Un dernier filtrage des acceptions est finalement effectué, dans le but de faciliter de futurs traitements. Ainsi, si un mot comporte plusieurs acceptions renvoyant à une même sous-classe sémantique, nous ne gardons qu’une acception, la plus générique. Ceci nous permet d’éviter d’introduire une ambiguïté en plus lors de l’extraction de routines. Ainsi, lorsque nous extrayons une routine sémantico-rhétorique, les traits de sous-classes présents dans la routine représentent d’une certaine manière un paradigme lexical. Par exemple, si nous considérons le test d’appartenance de la sous-classe {espace/localisation}, localiser le N’. Ce test peut s’apparenter aux routines que nous souhaitons identifier. L’élément ‘N’ peut alors se réaliser par l’un des éléments de cette sous-classe, à savoir pôle, rang, source, niveau, etc. Si un de ces lemmes avait plus d’une acception appartenant à cette sous-classe, nous ne saurions distinguer quelle acception s’inscrit effectivement dans cette routine. En choisissant de se restreindre à une acception par lemme par sous-classe, nous nous assurons de pouvoir faire le lien entre une routine et les acceptions potentiellement mobilisées dans cette routine.
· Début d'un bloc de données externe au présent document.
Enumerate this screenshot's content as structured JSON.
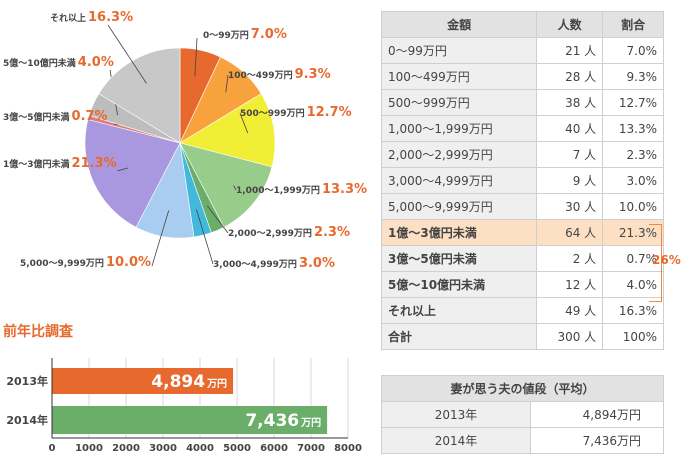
{
  "colors": {
    "accent": "#e8692e",
    "table_highlight": "#fde0c4",
    "bar_2013": "#e8692e",
    "bar_2014": "#6aae6a"
  },
  "pie": {
    "labels": [
      {
        "name": "0～99万円",
        "pct": "7.0%"
      },
      {
        "name": "100～499万円",
        "pct": "9.3%"
      },
      {
        "name": "500～999万円",
        "pct": "12.7%"
      },
      {
        "name": "1,000～1,999万円",
        "pct": "13.3%"
      },
      {
        "name": "2,000～2,999万円",
        "pct": "2.3%"
      },
      {
        "name": "3,000～4,999万円",
        "pct": "3.0%"
      },
      {
        "name": "5,000～9,999万円",
        "pct": "10.0%"
      },
      {
        "name": "1億～3億円未満",
        "pct": "21.3%"
      },
      {
        "name": "3億～5億円未満",
        "pct": "0.7%"
      },
      {
        "name": "5億～10億円未満",
        "pct": "4.0%"
      },
      {
        "name": "それ以上",
        "pct": "16.3%"
      }
    ]
  },
  "chart_data": [
    {
      "type": "pie",
      "labels": [
        "0～99万円",
        "100～499万円",
        "500～999万円",
        "1,000～1,999万円",
        "2,000～2,999万円",
        "3,000～4,999万円",
        "5,000～9,999万円",
        "1億～3億円未満",
        "3億～5億円未満",
        "5億～10億円未満",
        "それ以上"
      ],
      "values": [
        7.0,
        9.3,
        12.7,
        13.3,
        2.3,
        3.0,
        10.0,
        21.3,
        0.7,
        4.0,
        16.3
      ],
      "colors": [
        "#e8692e",
        "#f7a23c",
        "#f2ee36",
        "#98cc8a",
        "#6aae6a",
        "#42b8dc",
        "#a9cdf0",
        "#a997e0",
        "#df7c7c",
        "#bdbdbd",
        "#c8c8c8"
      ]
    },
    {
      "type": "bar",
      "orientation": "horizontal",
      "title": "前年比調査",
      "categories": [
        "2013年",
        "2014年"
      ],
      "values": [
        4894,
        7436
      ],
      "value_labels": [
        "4,894",
        "7,436"
      ],
      "unit": "万円",
      "xlim": [
        0,
        8000
      ],
      "xticks": [
        "0",
        "1000",
        "2000",
        "3000",
        "4000",
        "5000",
        "6000",
        "7000",
        "8000"
      ],
      "colors": [
        "#e8692e",
        "#6aae6a"
      ]
    }
  ],
  "amount_table": {
    "headers": [
      "金額",
      "人数",
      "割合"
    ],
    "rows": [
      {
        "amount": "0～99万円",
        "count": "21 人",
        "pct": "7.0%"
      },
      {
        "amount": "100～499万円",
        "count": "28 人",
        "pct": "9.3%"
      },
      {
        "amount": "500～999万円",
        "count": "38 人",
        "pct": "12.7%"
      },
      {
        "amount": "1,000～1,999万円",
        "count": "40 人",
        "pct": "13.3%"
      },
      {
        "amount": "2,000～2,999万円",
        "count": "7 人",
        "pct": "2.3%"
      },
      {
        "amount": "3,000～4,999万円",
        "count": "9 人",
        "pct": "3.0%"
      },
      {
        "amount": "5,000～9,999万円",
        "count": "30 人",
        "pct": "10.0%"
      },
      {
        "amount": "1億～3億円未満",
        "count": "64 人",
        "pct": "21.3%"
      },
      {
        "amount": "3億～5億円未満",
        "count": "2 人",
        "pct": "0.7%"
      },
      {
        "amount": "5億～10億円未満",
        "count": "12 人",
        "pct": "4.0%"
      },
      {
        "amount": "それ以上",
        "count": "49 人",
        "pct": "16.3%"
      },
      {
        "amount": "合計",
        "count": "300 人",
        "pct": "100%"
      }
    ],
    "bracket_label": "26%"
  },
  "avg_table": {
    "title": "妻が思う夫の値段（平均）",
    "rows": [
      {
        "year": "2013年",
        "value": "4,894万円"
      },
      {
        "year": "2014年",
        "value": "7,436万円"
      }
    ]
  }
}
De plus, au niveau du traitement sémantique du LST, il nous semble judicieux d’adopter une telle granularité, afin de ne pas avoir à gérer une trop grande quantité de classes et sous-classes. En outre, dans la perspective d’une application didactique, une granularité trop fine serait peu exploitable par les apprenants.

Cependant, la distinction, pour un même lemme, d’acceptions proches appartenant à la même sous-classe, peut s’avérer utile en vue d’applications didactiques intégrant par exemple un accès à une définition. Notre but immédiat étant ici d’élaborer une classification favorisant le repérage et l’extraction de routines, nous ne gardons alors qu’une seule entrée, correspondant (comme expliqué page 142 avec l’exemple de cadre) à l’acception la plus générique. Ainsi,

parmi les acceptions de matériau dans le DEM, deux entrées correspondent à des sens transdisciplinaires effectivement présents dans notre corpus :

matière pour fabrication ;

matière de base pour documentation.

Ces deux acceptions sont associées à la sous-classe {objet_scientifique/donnée}.

Les applications ultérieures de notre classification guident ainsi sa constitution.

Ces différents critères de filtrage d’acceptions, ainsi que la méthodologie de classification, ont été définis pour l’ensemble des catégories des mots simples du LST afin de s’assurer de l’homogénéité transcatégorielle de la ressource.